Do we really know anyone at all?




I was reading a novel, Mostly Dead Things, by Kristen Arnett. In the final chapter of the book, the protagonist Jessa is having a heart-to-heart with her mother, and the mother tells Jessa that she feel she doesn’t really know her anymore, and Jessa replies “nobody really knows anybody”.

It’s not a new sentiment, writers have repeated it dozens of times, it’s almost a cliché. But it struck me how simple and true it is, not to mention how tragic.

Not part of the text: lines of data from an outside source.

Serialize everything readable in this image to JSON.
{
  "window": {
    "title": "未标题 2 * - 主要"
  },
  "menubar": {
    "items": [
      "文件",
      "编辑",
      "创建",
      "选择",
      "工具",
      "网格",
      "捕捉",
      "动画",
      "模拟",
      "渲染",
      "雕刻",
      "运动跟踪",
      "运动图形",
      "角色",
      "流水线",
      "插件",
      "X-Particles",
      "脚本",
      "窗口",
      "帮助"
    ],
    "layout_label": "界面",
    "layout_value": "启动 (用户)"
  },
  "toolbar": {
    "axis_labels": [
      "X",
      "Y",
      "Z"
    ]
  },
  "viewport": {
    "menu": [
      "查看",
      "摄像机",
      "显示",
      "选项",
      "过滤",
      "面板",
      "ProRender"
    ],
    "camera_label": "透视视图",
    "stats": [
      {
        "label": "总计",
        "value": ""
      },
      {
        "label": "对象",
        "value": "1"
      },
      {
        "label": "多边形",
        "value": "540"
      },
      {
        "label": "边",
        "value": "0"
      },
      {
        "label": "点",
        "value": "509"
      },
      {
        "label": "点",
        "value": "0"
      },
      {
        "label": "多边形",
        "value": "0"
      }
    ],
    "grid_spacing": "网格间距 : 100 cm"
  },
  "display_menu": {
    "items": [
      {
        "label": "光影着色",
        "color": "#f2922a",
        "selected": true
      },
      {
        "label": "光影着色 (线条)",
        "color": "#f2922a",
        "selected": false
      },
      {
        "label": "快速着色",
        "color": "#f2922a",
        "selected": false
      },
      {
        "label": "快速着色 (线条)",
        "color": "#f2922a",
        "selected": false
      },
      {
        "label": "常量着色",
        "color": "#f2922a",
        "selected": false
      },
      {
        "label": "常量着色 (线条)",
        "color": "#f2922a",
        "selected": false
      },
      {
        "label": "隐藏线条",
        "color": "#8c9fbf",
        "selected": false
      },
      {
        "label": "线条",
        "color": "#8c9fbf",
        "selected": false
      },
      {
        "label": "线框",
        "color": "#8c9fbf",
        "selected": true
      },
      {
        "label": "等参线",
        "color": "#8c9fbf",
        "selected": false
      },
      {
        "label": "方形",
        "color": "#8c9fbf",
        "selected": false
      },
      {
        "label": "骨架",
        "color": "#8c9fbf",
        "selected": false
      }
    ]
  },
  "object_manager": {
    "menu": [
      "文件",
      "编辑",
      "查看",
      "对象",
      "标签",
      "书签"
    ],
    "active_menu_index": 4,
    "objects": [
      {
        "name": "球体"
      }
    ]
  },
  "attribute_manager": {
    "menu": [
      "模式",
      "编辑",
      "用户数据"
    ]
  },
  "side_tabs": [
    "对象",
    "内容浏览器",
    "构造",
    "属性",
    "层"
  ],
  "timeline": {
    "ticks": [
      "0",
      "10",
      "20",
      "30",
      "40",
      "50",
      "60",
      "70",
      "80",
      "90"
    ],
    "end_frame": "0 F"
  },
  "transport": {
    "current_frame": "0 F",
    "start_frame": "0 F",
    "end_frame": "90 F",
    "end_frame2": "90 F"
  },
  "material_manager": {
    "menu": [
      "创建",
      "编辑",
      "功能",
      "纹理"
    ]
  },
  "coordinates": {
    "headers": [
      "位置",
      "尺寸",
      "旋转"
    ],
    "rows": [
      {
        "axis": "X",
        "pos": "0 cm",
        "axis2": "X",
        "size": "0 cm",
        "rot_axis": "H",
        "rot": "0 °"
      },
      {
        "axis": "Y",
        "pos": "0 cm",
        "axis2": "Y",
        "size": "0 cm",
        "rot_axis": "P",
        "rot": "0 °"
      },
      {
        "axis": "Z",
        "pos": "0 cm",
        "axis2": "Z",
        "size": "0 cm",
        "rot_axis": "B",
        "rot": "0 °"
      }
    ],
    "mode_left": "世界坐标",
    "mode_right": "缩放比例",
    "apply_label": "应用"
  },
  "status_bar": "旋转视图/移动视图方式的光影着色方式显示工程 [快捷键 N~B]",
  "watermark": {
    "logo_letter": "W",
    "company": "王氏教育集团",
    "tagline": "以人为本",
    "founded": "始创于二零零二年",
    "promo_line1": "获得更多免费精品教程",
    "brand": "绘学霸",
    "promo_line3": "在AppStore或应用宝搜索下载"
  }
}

I still remember a relative (an older lady) telling me how shocked she was when her husband of thirty-five years told her that he preferred firm greenish tomatoes, not yet ripe. I’ve been married to him for Thirty-five years, and I’ve served him tomatoes in all kinds of daily meals, and never once did I know that he preferred them unripe, she said smiling in astonishment.

Sure, people change their minds about how they like their tomatoes; our taste in food is always changing. But it remains a mystery how we don’t really know one another. I claim that I know my daughter who is turning fourteen-years-old next December, but I’m baffled by some of the things she says, and does almost every other day. I used to think I at least knew her moods, what she likes to read, how she likes to dress, her favorite color, and what she likes to eat. But there were many incidents when I guessed wrong.

People change, people grow, and the things we refuse to share with each other are – unfortunately – a lot more than the things we do share. Why is that? Why do we only scratch the surface of those we love and cherish? I don’t know the answer to this. We are mysteries, to others and in many ways to ourselves.